Confiante em suas observações, ele previu que o fenômeno ocorreria no dia 9 de janeiro passado, com uma margem de erro de dois dias para mais ou para menos. E de fato o fenômeno foi registrado pelo telescópio Soar na data prevista. Isso reforça a teoria de Damineli, que ainda não é aceita com unanimidade pelos astrônomos. O "apagão" não é nada comparável a um eclipse nem pode ser visto a olho nu. É uma diminuição na luminosidade de nitrogênio e hélio, apenas detectada pelo telescópio, que enxerga frequências de luz invisíveis ao olho humano.

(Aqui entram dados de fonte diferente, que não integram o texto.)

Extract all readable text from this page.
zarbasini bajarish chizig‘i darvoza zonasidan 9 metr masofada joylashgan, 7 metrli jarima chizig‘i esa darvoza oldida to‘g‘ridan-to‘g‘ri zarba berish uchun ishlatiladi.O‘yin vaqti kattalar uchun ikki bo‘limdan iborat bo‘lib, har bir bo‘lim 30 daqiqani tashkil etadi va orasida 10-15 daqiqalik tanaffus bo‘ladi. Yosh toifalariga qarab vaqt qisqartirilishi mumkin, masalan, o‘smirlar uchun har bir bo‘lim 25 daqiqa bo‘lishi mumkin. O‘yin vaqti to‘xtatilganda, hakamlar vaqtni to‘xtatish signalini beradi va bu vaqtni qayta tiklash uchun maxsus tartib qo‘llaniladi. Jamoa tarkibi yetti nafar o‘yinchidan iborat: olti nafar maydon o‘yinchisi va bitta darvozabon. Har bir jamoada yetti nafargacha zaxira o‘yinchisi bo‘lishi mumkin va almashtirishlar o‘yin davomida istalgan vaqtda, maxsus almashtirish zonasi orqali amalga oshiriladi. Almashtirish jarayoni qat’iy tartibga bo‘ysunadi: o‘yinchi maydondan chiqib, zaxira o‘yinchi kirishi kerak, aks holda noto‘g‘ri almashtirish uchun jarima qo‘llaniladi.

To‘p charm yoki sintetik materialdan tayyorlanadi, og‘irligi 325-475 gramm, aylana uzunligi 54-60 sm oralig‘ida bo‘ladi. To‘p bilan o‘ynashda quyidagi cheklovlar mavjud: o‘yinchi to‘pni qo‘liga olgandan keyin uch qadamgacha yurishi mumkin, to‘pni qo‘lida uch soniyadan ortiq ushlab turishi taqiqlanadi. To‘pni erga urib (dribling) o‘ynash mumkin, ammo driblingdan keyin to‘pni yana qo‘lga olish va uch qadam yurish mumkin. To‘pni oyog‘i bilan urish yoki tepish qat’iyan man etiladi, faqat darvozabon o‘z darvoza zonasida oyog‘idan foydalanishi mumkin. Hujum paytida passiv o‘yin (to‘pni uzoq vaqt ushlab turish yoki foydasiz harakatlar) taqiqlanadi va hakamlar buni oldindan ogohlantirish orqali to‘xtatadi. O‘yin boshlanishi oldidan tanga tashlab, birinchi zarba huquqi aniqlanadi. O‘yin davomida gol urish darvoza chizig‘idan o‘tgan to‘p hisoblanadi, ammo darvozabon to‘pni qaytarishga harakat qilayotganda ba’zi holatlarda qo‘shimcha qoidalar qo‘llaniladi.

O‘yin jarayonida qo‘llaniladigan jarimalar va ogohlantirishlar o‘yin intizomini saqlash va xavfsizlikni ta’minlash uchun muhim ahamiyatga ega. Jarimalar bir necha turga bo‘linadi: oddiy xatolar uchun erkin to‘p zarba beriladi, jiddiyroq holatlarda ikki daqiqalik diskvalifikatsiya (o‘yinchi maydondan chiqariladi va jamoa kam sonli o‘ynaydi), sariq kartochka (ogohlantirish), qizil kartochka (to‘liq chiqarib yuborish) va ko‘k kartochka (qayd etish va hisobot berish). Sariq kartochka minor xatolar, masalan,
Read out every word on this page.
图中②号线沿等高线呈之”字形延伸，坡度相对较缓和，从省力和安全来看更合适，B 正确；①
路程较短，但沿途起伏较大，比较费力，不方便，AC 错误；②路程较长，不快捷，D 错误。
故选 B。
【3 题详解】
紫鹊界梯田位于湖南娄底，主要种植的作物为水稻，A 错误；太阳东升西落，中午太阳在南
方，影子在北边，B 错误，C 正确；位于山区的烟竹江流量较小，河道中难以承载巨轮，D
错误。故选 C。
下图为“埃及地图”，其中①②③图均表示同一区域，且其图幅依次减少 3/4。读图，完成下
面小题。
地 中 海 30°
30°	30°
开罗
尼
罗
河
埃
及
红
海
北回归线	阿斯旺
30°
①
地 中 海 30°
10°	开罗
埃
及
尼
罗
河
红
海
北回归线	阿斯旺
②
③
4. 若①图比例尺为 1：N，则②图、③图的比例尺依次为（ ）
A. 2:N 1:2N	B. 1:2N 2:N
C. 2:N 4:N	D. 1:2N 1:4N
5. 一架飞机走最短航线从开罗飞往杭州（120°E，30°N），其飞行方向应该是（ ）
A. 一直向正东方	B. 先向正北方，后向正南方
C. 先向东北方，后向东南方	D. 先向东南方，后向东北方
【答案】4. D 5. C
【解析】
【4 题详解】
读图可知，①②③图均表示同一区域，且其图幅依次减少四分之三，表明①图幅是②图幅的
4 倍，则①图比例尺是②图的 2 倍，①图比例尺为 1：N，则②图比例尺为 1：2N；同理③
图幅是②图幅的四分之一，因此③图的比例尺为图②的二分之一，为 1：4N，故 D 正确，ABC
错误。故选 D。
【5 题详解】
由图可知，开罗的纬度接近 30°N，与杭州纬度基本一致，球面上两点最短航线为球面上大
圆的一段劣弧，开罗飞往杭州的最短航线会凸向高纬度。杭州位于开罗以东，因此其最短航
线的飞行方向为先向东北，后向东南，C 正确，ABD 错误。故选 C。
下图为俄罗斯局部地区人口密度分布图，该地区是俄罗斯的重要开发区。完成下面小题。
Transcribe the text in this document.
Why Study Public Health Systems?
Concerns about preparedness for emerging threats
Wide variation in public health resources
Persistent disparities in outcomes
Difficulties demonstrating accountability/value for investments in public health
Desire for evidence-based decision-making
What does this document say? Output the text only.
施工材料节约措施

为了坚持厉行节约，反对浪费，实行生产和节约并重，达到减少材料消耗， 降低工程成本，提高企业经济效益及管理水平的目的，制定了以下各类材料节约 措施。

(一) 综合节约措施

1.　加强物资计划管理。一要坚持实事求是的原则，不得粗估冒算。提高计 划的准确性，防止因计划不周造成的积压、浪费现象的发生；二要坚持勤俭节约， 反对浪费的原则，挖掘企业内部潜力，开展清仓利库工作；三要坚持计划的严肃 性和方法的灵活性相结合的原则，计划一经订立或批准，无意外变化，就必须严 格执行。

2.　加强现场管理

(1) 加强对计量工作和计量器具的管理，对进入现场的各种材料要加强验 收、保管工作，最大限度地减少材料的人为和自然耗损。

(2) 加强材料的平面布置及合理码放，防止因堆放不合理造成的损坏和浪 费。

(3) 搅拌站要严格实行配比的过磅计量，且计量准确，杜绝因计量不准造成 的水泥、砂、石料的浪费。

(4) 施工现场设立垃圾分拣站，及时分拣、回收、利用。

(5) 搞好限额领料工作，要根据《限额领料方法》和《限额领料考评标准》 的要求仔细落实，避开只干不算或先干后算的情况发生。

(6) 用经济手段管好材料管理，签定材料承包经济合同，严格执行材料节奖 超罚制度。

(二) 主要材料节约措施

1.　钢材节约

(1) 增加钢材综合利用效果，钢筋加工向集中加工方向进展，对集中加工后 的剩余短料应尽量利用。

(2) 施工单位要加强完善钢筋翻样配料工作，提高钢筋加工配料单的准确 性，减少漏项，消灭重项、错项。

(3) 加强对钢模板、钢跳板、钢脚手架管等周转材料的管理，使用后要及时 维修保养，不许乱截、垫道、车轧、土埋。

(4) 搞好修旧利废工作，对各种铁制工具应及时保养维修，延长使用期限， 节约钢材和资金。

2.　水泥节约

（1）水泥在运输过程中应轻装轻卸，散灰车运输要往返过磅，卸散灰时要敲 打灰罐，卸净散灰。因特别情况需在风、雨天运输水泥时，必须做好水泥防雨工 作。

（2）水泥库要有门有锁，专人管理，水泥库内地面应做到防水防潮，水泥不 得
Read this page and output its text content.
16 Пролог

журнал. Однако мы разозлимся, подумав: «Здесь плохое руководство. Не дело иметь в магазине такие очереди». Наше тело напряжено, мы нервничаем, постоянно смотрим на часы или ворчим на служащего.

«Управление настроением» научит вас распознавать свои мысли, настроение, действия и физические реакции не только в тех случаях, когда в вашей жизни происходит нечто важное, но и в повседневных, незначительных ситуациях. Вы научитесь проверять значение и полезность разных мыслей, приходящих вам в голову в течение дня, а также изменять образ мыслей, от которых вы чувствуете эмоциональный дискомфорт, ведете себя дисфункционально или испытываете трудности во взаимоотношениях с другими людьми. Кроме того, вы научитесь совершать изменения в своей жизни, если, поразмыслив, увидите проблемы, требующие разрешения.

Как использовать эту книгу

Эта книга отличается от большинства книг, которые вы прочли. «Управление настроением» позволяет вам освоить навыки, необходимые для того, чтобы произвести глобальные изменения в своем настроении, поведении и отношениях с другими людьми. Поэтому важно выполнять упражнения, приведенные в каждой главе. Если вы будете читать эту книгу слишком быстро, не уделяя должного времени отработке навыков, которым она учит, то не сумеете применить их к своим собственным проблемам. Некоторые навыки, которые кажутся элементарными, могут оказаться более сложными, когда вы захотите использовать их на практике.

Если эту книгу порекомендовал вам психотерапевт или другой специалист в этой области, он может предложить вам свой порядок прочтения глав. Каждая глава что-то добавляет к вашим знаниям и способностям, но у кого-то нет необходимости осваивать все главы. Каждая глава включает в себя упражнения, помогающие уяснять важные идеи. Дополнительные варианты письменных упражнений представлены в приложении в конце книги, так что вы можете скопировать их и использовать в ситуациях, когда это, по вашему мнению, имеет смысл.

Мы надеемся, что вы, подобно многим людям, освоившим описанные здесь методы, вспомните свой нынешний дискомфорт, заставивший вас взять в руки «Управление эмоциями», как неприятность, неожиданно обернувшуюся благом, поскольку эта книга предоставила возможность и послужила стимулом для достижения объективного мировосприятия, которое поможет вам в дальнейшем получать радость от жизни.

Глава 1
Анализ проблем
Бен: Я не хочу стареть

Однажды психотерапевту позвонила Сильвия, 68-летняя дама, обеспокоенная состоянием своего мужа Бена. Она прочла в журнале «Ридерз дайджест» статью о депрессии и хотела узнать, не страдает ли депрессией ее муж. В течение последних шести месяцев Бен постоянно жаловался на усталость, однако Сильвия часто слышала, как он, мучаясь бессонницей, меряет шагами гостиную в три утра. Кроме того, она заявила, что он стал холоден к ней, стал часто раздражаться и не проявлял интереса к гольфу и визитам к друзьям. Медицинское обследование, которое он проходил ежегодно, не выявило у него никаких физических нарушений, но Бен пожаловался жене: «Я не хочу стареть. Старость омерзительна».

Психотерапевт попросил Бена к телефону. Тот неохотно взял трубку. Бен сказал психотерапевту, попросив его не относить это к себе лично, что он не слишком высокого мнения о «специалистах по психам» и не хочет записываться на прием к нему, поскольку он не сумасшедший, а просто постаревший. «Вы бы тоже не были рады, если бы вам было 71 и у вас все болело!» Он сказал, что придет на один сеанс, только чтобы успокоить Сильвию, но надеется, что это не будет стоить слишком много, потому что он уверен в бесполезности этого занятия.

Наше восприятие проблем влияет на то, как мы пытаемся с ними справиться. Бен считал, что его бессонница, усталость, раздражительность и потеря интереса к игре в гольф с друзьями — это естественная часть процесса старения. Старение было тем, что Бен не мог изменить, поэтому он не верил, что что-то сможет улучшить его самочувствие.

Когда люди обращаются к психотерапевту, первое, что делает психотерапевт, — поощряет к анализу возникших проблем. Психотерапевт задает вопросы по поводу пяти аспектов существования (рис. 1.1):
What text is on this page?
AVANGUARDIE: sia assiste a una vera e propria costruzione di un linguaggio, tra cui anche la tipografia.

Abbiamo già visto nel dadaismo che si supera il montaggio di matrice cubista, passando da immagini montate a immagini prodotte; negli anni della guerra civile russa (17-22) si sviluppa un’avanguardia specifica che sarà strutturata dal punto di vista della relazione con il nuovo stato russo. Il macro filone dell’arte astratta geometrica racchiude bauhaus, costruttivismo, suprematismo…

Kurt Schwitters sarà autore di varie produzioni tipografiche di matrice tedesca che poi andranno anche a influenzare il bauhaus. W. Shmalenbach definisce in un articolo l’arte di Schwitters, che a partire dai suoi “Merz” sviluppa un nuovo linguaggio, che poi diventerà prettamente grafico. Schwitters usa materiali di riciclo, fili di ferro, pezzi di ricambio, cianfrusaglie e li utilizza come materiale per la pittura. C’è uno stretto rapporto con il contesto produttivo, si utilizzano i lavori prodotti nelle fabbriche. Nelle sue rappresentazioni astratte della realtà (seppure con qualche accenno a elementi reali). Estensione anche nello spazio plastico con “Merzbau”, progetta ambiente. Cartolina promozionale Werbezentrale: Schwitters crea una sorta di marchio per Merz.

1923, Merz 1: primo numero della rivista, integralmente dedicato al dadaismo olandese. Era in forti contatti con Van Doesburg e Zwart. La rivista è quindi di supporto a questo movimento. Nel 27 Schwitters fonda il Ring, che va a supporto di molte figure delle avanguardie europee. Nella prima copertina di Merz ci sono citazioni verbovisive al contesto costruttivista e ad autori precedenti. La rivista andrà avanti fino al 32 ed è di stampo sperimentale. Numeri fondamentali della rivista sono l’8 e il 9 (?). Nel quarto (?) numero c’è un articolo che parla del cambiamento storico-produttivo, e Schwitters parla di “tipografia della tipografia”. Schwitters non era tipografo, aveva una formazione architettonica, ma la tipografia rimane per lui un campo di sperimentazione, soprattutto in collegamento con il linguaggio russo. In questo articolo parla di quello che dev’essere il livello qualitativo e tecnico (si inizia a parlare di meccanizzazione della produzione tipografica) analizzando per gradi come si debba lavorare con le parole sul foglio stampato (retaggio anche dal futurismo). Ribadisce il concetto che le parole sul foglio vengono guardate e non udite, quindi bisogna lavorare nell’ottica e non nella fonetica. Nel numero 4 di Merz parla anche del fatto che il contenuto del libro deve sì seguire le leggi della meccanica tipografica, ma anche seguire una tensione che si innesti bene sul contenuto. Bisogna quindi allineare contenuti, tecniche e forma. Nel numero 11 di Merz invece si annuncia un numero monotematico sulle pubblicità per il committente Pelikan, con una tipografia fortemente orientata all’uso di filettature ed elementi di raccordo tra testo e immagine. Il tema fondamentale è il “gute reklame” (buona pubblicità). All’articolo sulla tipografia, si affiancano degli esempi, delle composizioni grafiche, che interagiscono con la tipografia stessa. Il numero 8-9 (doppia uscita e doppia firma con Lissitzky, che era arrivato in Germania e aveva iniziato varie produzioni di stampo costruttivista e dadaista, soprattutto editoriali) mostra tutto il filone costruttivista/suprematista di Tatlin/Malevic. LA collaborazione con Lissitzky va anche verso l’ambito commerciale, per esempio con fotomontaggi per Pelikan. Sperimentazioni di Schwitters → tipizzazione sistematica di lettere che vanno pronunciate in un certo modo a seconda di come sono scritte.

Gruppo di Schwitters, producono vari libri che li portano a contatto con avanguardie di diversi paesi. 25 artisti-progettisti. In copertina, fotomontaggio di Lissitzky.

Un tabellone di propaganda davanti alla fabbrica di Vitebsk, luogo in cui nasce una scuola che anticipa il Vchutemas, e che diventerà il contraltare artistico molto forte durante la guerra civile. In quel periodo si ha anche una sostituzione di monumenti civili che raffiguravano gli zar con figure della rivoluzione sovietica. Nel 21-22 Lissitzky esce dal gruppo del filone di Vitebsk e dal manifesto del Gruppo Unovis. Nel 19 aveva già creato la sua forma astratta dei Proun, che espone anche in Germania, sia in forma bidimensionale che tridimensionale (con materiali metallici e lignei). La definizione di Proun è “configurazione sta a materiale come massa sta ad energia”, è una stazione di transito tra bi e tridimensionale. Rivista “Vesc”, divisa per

A astrônoma Thaisa Storchi Bergmann, da Universidade Federal do Rio Grande do Sul (UFRGS), é outra pesquisadora de destaque internacional. Ela é uma das cientistas brasileiras mais citadas em sua área em publicações especializadas do mundo todo. Thaisa estuda galáxias ativas – aquelas que têm em seu centro um buraco negro engolindo matéria – e tenta entender e mapear o processo de alimentação desses objetos de enorme massa. "Existem vários modelos para isso, mas não há fatos que os comprovem ou não", explica.
Thaisa tem um papel importante no estudo de buracos negros, corpos que têm tanta massa e, por consequência, uma gravidade tão grande que nem a luz consegue escapar – o que explica seu nome. Ela foi a primeira a detectar, em 1991, a presença de um disco de acreção (matéria girando em alta velocidade) em torno de um buraco negro no centro de uma galáxia normal próxima, a NGC 1097, situada a 50 milhões de anos-luz da Terra (um ano-luz é a distância que a luz percorre em um ano, aproximadamente 9,5 trilhões de quilômetros) e semelhante à Via Láctea. Até então, não havia evidência de que os buracos negros existissem no centro da maioria das galáxias.
Apesar de os objetos de estudo dos astrônomos estarem a milhões ou bilhões de anos-luz da Terra, nosso dia a dia está cheio de fatos e processos derivados deles. Toda a energia que move nosso cotidiano, nossa vida, vem de uma estrela, o Sol. Todos os átomos de que somos feitos ou que nos cercam vieram de estrelas que já morreram. Sem a morte delas, não haveria vida, nem mesmo pedras. A água que bebemos pode ter sido trazida por cometas. "Diante de tudo isso, é incrível que muitas pessoas ainda imaginem que a Terra é uma coisa, o céu outra, completamente diferente", diz Damineli. "Na verdade, acho que o principal impacto da astronomia no cotidiano é que, quando exploramos novas fronteiras lá fora, nosso espaço interior se amplia. E isso é essencial para a cultura humana."